Private companies prefer to serve middle class populations and industrial consumers where power lines already exist and where they can guarantee their profits, rather than expanding into slums where poorer people live. A study by the World Bank found that private companies had contributed only 11 per cent of investment in electricity infrastructure in sub-Saharan Africa, and that most of this has been for power stations to generate electricity, rather than extending the grid into poorer areas.

4. Profits are not reinvested

Corporations are free to transfer their profits out of communities and into the pockets of distant shareholders and corporate executives, instead of reinvesting money into the energy system. Tax breaks are often used as incentives to private companies: in Tanzania a five-year tax ‘holiday’ was granted while in the UK Big Six energy company Npower managed to avoid paying any corporation tax between 2009 and 2011.

5. Corruption breeds, accountability diminishes

Privatisation contracts can be linked to poor transparency and weak accountability. In Nigeria, the adviser of President Goodluck Jonathan who is overseeing privatisation, has a commercial interest in one of the companies which will be selling electricity to the grid. Transparency International has rated the privatised Ugandan energy company one of the most corrupt institutions in Uganda.

6. Government and taxpayers take the risk

Privatisation places the risk with government and taxpayers while companies cream off the profit. In many cases, private power generating companies have set up contracts with the public electricity supplier to purchase the power they generate at a guaranteed price that ensures them a profit.

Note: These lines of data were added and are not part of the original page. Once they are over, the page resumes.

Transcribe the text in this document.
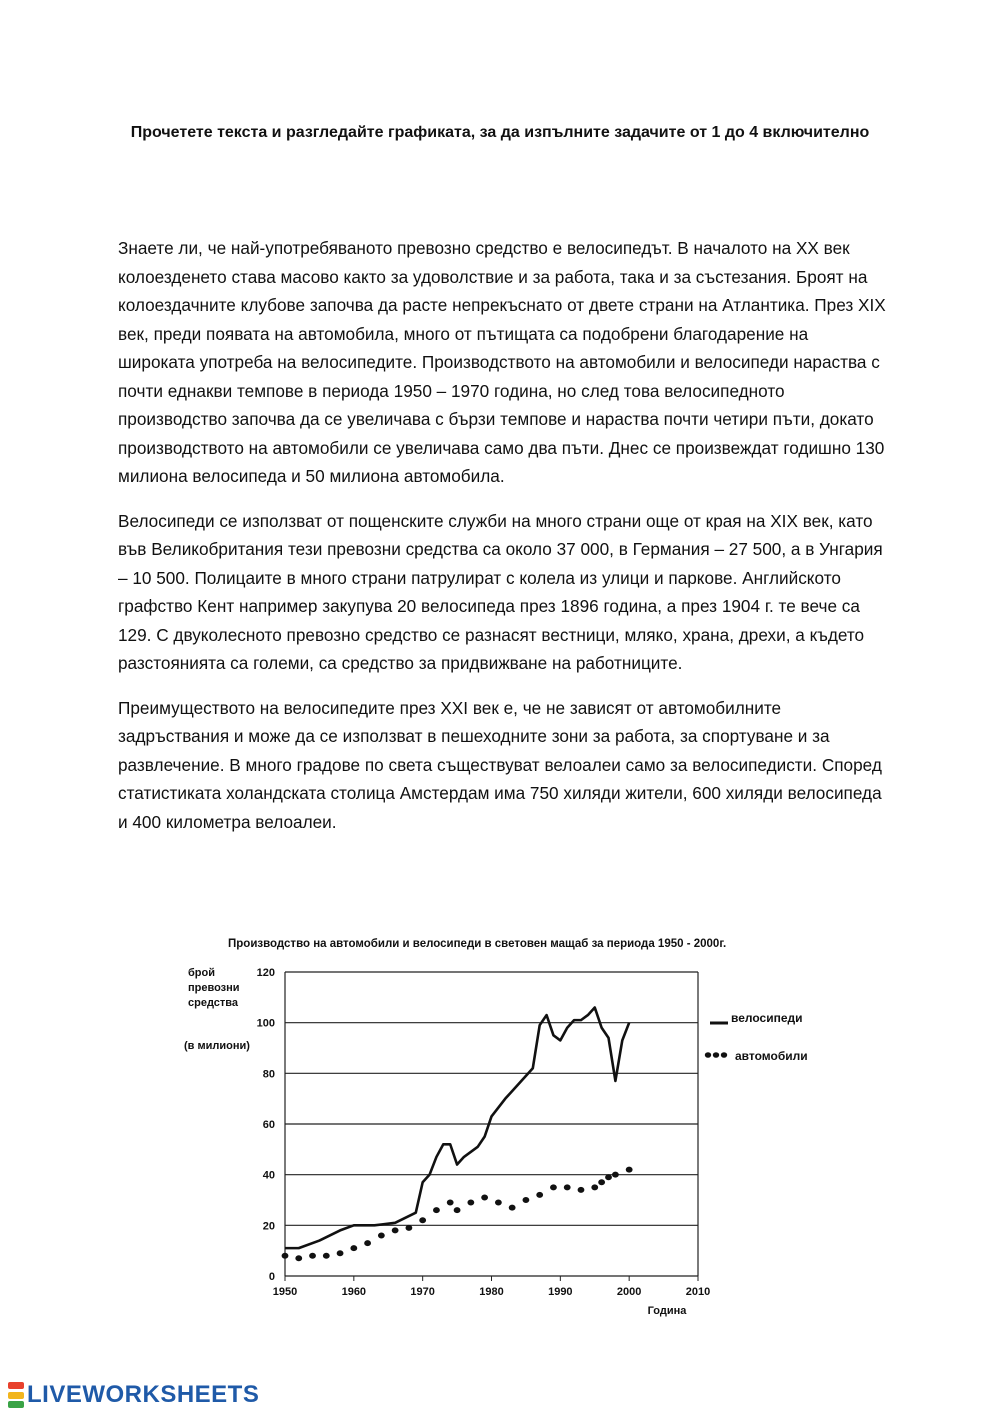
Прочетете текста и разгледайте графиката, за да изпълните задачите от 1 до 4 включително

Знаете ли, че най-употребяваното превозно средство е велосипедът. В началото на XX век колоезденето става масово както за удоволствие и за работа, така и за състезания. Броят на колоездачните клубове започва да расте непрекъснато от двете страни на Атлантика. През XIX век, преди появата на автомобила, много от пътищата са подобрени благодарение на широката употреба на велосипедите. Производството на автомобили и велосипеди нараства с почти еднакви темпове в периода 1950 – 1970 година, но след това велосипедното производство започва да се увеличава с бързи темпове и нараства почти четири пъти, докато производството на автомобили се увеличава само два пъти. Днес се произвеждат годишно 130 милиона велосипеда и 50 милиона автомобила.

Велосипеди се използват от пощенските служби на много страни още от края на XIX век, като във Великобритания тези превозни средства са около 37 000, в Германия – 27 500, а в Унгария – 10 500. Полицаите в много страни патрулират с колела из улици и паркове. Английското графство Кент например закупува 20 велосипеда през 1896 година, а през 1904 г. те вече са 129. С двуколесното превозно средство се разнасят вестници, мляко, храна, дрехи, а където разстоянията са големи, са средство за придвижване на работниците.

Преимуществото на велосипедите през XXI век е, че не зависят от автомобилните задръствания и може да се използват в пешеходните зони за работа, за спортуване и за развлечение. В много градове по света съществуват велоалеи само за велосипедисти. Според статистиката холандската столица Амстердам има 750 хиляди жители, 600 хиляди велосипеда и 400 километра велоалеи.

Производство на автомобили и велосипеди в световен мащаб за периода 1950 - 2000г.
брой
превозни
средства
(в милиони)
0
20
40
60
80
100
120
1950	1960	1970	1980	1990	2000	2010
Година
велосипеди
автомобили
LIVEWORKSHEETS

This often leads to the government having to pay higher prices for the electricity than they can charge power users, creating debt. In Nigeria, the government has had to use tax revenues to guarantee contracts with the companies generating the power.

7. Private financing costs more

Unlike public financing, loans to companies have higher interest rates. These higher rates are passed on to users who then have to pay more for repairs, upgrades and other maintenance. The privatised Kenya power company was brought back into majority public ownership after it had trouble raising enough finance.

8. Jobs are lost

Energy privatisation is associated with job losses and poorer conditions for staff. In the Philippines, unions recently won back-pay or reinstatement for 5,000 workers who were illegally dismissed when the national energy company was privatised.

9. Unable to deliver renewable energy

Private companies and electricity markets have failed to invest in renewables on the scale required. Where large-scale renewables exist it is as a result of public investment. In Germany, cities are taking their electricity systems back into public ownership because of the failure of private suppliers to make the transition to green energy.

10. Governments have to step in to rescue failing private providers

In a number of countries, energy companies have been renationalised after privatisation failed. For example, the Dominican Republic renationalised its electricity distribution companies five years after privatisation following protests over high prices. In Brazil, the regulator had to take over privately owned distribution companies when the power supply in five states was threatened by the danger of the owner going bankrupt.